Here’s something Scott’s Addition doesn’t hear every day: Happy trails.
After less than a year in business, Idle Hands Bread Co. has vacated its 3103 W. Leigh St. bakery in the increasingly popular neighborhood with plans to move in June to a bigger space at 312 Brook Road in Jackson Ward. Owner Jay Metzler said his sales volume is too high for his current 200-square-foot space where he launched his business in December.
“I wasn’t expecting to do this much business in the first year,” Metzler said, adding that he cranks out about 200 loaves of bread a week. “I think it’s going to be a huge step up with volume and foot traffic.”
Metzler, 38, said he originally hoped to stay in Scott’s Addition, but a visit to the Arts District persuaded him to move to lease the 850-square-foot space along Brook Road that’s near other local haunts like Saison, Max’s on Broad and Comfort. Metzler said Scott’s Addition is still finding its footing in the retail game.
“I don’t think it’s necessarily conducive quite yet to daytime retail,” he said.
Metzler said his new space will allow him to expand his product line, which currently consists mostly of breads that sell for about $6. Idle Hands has six wholesale accounts with vendors around Richmond and also sells out of its storefront.

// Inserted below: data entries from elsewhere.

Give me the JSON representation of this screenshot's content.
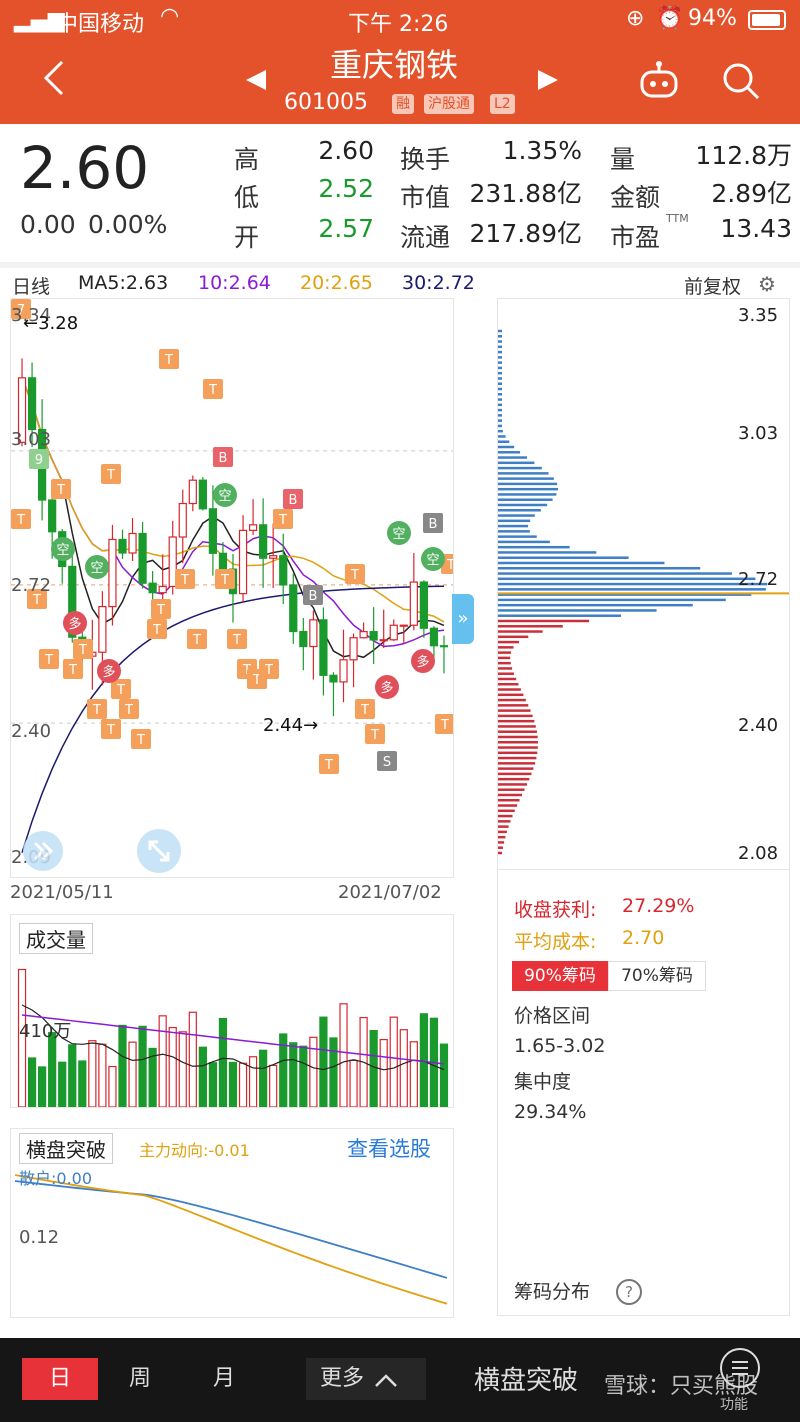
{
  "status_bar": {
    "carrier": "中国移动",
    "time": "下午 2:26",
    "battery": "94%"
  },
  "header": {
    "title": "重庆钢铁",
    "code": "601005",
    "tags": [
      "融",
      "沪股通",
      "L2"
    ],
    "prev_icon": "triangle-left-icon",
    "next_icon": "triangle-right-icon"
  },
  "quote": {
    "price": "2.60",
    "change": "0.00",
    "change_pct": "0.00%",
    "stats": [
      {
        "label": "高",
        "value": "2.60"
      },
      {
        "label": "换手",
        "value": "1.35%"
      },
      {
        "label": "量",
        "value": "112.8万"
      },
      {
        "label": "低",
        "value": "2.52"
      },
      {
        "label": "市值",
        "value": "231.88亿"
      },
      {
        "label": "金额",
        "value": "2.89亿"
      },
      {
        "label": "开",
        "value": "2.57"
      },
      {
        "label": "流通",
        "value": "217.89亿"
      },
      {
        "label": "市盈",
        "value": "13.43"
      }
    ],
    "ttm": "TTM"
  },
  "ma_legend": {
    "period": "日线",
    "ma5": "MA5:2.63",
    "ma10": "10:2.64",
    "ma20": "20:2.65",
    "ma30": "30:2.72",
    "adjust": "前复权"
  },
  "kline": {
    "price_labels": [
      "3.34",
      "3.03",
      "2.72",
      "2.40",
      "2.09"
    ],
    "high_annotation": "←3.28",
    "low_annotation": "2.44→",
    "start_date": "2021/05/11",
    "end_date": "2021/07/02",
    "marker_texts": {
      "t": "T",
      "b": "B",
      "s": "S",
      "kong": "空",
      "duo": "多",
      "nine": "9",
      "seven": "7"
    }
  },
  "chip": {
    "price_labels": [
      "3.35",
      "3.03",
      "2.72",
      "2.40",
      "2.08"
    ],
    "profit_label": "收盘获利:",
    "profit_value": "27.29%",
    "avg_cost_label": "平均成本:",
    "avg_cost_value": "2.70",
    "tab_90": "90%筹码",
    "tab_70": "70%筹码",
    "range_label": "价格区间",
    "range_value": "1.65-3.02",
    "concentration_label": "集中度",
    "concentration_value": "29.34%",
    "footer": "筹码分布"
  },
  "volume": {
    "title": "成交量",
    "level_label": "410万"
  },
  "indicator": {
    "title": "横盘突破",
    "main_force": "主力动向:-0.01",
    "link": "查看选股",
    "retail": "散户:0.00",
    "level": "0.12"
  },
  "tabbar": {
    "tabs": [
      "日",
      "周",
      "月",
      "更多"
    ],
    "indicator_name": "横盘突破",
    "watermark": "雪球：只买熊股",
    "menu_label": "功能"
  },
  "colors": {
    "brand": "#e3522b",
    "up": "#d7262e",
    "down": "#1a9a2c",
    "ma5": "#222222",
    "ma10": "#8a1bd6",
    "ma20": "#e0a010",
    "ma30": "#1a1a6e",
    "chip_upper": "#3f7fc6",
    "chip_lower": "#c9303a"
  }
}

The company isn’t the only one exiting Scott’s Addition as others clamor to get in. The Richmond Cycling Corps is moving in November from its space at 1717 Summit Ave. to 2123 Fairmount Ave. in Church Hill. The nonprofit bought the 4,000-square-foot building in March for $160,000.
RCC will use the space as a headquarters for its competitive cycling programming for middle school and high school students. Plans call for renovating the space to have meeting areas for students to do school work or socialize, and space to store more than 50 bicycles. The renovations will be financed by Virginia Credit Union, and RCC is in the midst of a capital campaign to raise $310,000 to help pay for the debt.
RCC opened in Scott’s Addition in 2011 as a counterpart to owner Craig Dodson’s for-profit business Richmond Pro Cycling, which will remain in Scott’s Addition.
Matt Crane, RCC’s director of development, said the move was prompted by a desire to be closer to where the 15 or so youths in the nonprofit’s core programming actually live. RCC also works with another 15 to 30 youths on a less formal basis.
“We’re five miles away form the kids we serve,” Crane said of RCC’s current location. “(Now) we have a location for them in their neighborhood they can access and use for whatever they might need.”